Rapid7 Nexpose Vulnerability Report Setup Guide

Summary: How to set up a vulnerability report in Rapid7 Nexpose.

Rapid7 Nexpose Overview

Rapid7 Nexpose provides vulnerability management software to discover and prioritize vulnerabilities found in your environment. RiskSense supports Nexpose scan results exported as an .XML 2.0 file.

The following guide describes how to set up a named report for the Nexpose connector.

Rapid7 Nexpose Named Report Creation

Navigate to the Reports dashboard and click the blue New button.

Nexpose Vuln Report - New Report Button

Enter a report title in the Name field and select the XML Export 2.0 template (under the Export tab).

Nexpose Vuln Report - XML Export 2.0 Selection

Define the report’s scope and the report generation schedule. The scope can be based on a scan, site, asset, asset group, tag, and/or vulnerability filter.

Nexpose Vuln Report - Select Scan

When choosing the Select Scan in Scope, the Select Site that was Scanned dialog appears. Select the scan for the specific site and click the Select Scan button.

Nexpose Vuln Report - Select the Site that was Scanned Window

After selecting the site, the Select Scan dialog appears. Select the scan to pull and click OK.

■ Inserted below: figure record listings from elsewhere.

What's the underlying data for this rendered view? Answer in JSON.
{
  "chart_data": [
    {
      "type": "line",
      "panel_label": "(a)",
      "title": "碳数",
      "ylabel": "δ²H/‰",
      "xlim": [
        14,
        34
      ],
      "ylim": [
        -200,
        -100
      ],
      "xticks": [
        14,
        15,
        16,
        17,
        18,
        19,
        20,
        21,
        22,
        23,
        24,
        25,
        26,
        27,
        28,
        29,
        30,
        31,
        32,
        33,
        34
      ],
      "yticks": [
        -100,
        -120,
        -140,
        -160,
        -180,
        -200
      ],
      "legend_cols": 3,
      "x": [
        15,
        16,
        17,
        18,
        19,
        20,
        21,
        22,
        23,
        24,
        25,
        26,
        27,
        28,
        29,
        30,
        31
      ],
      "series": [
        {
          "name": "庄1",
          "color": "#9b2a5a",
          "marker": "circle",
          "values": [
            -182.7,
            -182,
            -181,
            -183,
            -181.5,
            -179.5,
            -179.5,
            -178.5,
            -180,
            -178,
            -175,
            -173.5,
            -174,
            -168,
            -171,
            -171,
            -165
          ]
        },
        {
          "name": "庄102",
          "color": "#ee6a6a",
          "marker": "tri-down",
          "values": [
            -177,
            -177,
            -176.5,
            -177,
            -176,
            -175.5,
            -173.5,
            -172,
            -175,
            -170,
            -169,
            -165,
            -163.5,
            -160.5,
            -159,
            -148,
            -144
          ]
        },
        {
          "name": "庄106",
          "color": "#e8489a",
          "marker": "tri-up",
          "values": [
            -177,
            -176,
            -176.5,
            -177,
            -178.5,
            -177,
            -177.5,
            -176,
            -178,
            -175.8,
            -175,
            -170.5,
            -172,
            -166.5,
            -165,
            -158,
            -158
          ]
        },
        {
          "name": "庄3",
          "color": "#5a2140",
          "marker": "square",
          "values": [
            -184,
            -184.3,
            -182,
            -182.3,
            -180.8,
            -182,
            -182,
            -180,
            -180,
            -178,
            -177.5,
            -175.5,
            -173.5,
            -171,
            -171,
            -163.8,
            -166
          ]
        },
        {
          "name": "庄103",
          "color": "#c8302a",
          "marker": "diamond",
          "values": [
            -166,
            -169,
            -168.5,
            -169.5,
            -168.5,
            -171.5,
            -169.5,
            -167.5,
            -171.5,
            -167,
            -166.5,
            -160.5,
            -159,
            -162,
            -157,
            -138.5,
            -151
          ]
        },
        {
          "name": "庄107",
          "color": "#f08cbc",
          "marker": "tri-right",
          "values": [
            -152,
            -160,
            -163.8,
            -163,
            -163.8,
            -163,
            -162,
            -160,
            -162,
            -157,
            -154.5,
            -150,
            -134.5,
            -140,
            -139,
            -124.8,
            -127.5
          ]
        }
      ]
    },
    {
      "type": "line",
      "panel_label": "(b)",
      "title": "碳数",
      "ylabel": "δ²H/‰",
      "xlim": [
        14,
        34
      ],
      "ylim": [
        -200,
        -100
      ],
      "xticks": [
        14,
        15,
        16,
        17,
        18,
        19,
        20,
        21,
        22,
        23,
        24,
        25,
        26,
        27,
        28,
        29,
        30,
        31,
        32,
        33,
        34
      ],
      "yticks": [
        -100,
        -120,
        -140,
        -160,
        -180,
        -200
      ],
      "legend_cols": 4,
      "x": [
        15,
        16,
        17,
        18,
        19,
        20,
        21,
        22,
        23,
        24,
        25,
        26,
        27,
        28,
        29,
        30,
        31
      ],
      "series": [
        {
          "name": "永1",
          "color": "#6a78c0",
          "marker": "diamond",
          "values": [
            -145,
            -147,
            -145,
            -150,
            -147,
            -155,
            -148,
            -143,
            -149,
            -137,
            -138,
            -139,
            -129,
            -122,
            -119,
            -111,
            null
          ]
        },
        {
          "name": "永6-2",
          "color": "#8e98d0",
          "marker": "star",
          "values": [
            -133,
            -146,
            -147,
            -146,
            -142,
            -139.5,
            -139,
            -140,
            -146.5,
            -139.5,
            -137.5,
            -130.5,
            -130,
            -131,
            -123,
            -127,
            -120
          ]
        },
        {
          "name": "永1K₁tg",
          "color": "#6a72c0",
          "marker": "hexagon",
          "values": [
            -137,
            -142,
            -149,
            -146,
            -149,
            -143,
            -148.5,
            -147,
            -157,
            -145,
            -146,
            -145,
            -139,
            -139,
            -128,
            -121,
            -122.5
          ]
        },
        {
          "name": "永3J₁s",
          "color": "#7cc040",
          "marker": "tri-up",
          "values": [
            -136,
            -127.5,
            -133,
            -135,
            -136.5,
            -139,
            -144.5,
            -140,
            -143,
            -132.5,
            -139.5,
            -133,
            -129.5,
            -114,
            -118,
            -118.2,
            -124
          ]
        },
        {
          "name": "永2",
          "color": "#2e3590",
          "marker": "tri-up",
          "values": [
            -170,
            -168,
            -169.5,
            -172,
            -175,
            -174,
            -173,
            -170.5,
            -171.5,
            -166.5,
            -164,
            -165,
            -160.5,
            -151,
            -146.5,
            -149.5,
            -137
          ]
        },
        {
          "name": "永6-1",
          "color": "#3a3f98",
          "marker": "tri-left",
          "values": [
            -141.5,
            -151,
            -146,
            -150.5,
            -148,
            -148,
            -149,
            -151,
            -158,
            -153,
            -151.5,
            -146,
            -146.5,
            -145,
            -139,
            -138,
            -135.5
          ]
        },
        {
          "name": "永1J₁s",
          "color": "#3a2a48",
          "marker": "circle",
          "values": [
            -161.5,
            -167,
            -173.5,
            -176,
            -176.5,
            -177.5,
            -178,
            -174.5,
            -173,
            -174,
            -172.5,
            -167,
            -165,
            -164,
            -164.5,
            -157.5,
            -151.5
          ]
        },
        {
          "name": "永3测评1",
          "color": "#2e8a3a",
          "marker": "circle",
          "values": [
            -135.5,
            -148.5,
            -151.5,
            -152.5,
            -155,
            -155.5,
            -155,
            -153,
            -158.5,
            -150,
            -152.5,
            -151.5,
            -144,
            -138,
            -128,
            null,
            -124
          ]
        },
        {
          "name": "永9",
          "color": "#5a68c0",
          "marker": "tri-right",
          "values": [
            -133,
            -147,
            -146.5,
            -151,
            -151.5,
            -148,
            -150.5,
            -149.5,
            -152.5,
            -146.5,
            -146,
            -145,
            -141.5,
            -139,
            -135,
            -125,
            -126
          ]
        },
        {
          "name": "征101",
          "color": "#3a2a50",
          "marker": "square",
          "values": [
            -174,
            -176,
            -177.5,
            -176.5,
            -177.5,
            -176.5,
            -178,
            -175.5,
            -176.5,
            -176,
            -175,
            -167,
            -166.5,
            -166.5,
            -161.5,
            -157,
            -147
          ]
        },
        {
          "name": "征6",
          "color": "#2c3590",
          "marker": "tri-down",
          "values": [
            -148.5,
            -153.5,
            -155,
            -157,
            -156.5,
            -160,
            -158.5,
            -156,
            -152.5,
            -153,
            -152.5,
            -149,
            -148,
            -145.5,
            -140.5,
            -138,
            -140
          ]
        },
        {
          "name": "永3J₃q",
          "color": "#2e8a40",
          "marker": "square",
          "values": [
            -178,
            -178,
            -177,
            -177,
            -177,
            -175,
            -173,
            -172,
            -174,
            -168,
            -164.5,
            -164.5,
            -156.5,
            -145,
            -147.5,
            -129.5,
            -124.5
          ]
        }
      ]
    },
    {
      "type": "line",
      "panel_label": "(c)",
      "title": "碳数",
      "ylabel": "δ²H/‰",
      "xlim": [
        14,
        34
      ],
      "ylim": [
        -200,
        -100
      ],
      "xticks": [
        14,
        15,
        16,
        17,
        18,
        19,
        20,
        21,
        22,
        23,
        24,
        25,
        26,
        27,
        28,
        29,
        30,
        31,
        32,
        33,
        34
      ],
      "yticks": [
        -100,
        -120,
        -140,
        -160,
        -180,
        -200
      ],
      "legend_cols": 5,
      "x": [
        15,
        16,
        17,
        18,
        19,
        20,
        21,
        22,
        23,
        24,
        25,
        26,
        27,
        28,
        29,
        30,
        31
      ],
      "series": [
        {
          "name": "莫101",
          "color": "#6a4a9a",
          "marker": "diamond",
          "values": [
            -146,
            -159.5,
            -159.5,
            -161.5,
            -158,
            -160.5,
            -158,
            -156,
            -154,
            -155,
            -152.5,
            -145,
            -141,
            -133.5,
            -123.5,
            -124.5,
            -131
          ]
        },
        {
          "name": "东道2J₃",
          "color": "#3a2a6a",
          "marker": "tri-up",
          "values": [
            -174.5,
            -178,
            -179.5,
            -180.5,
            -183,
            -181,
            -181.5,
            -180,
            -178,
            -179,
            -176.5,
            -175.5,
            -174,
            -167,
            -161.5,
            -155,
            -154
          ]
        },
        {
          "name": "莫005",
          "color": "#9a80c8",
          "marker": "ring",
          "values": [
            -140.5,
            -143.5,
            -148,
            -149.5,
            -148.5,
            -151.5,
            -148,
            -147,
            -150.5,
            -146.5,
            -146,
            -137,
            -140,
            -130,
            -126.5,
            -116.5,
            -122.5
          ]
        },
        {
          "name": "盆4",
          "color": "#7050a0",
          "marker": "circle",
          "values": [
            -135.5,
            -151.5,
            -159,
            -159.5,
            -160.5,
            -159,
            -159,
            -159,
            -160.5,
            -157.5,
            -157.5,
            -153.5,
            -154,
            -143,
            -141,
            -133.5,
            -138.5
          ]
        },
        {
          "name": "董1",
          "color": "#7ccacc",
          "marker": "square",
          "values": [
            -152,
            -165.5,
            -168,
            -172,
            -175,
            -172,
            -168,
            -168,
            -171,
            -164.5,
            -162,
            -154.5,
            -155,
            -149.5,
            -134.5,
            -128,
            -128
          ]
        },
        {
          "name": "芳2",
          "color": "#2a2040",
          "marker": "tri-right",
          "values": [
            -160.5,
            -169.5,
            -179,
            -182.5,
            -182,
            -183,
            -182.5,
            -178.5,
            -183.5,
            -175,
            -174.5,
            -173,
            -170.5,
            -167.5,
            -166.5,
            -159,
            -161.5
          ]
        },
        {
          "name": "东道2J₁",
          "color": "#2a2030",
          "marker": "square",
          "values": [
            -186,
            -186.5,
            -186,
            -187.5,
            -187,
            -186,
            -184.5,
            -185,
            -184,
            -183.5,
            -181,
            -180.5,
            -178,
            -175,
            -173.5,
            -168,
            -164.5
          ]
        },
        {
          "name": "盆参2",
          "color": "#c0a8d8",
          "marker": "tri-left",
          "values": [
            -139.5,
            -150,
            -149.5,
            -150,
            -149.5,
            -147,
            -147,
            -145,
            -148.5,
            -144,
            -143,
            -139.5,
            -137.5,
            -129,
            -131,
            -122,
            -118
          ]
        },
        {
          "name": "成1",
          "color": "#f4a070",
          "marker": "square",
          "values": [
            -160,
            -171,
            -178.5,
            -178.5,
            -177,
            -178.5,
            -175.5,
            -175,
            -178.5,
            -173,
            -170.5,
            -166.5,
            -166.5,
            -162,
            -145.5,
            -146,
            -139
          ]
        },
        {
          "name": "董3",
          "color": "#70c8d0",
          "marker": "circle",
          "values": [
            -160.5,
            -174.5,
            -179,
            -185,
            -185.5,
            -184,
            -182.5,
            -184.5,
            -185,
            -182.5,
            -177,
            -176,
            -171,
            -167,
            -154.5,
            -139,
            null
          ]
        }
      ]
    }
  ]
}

Nexpose Vuln Report - Select Scan from List

Optionally, you can choose Select Sites, Assets, Asset Groups, or Tags.

Nexpose Vuln Report - Select Sites Assets Asset Groups or Tags

In the Select Report Scope dialog, select sites, asset groups, assets, or tags from the drop-down menu.

Nexpose Vuln Report - Select Report Scope

Once selected, choose the specific data set. For example, here are the available sites. Once you have selected your data set, click Done.

Nexpose Vuln Report - Select Report Scope - Done Button Location

The final option is Vulnerability filters have been applied.

Nexpose Vuln Report - Vulnerability Filters Have Been Applied - Scope

In the Select Vulnerability Filters dialog, accept the defaults or choose the options for the data set. Once completed, click Done.

Nexpose Vuln Report - Select Vulnerability Filters

In the Frequency dialog, select the report run frequency. If you want RiskSense to pull this report on the connector’s set schedule, select Run a recurring report on a schedule.

Nexpose Vuln Report - Run a Recurring Report After Every Scan

Nexpose Vuln Report - Frequency

Click Save & Run the Report or Save the Report when done.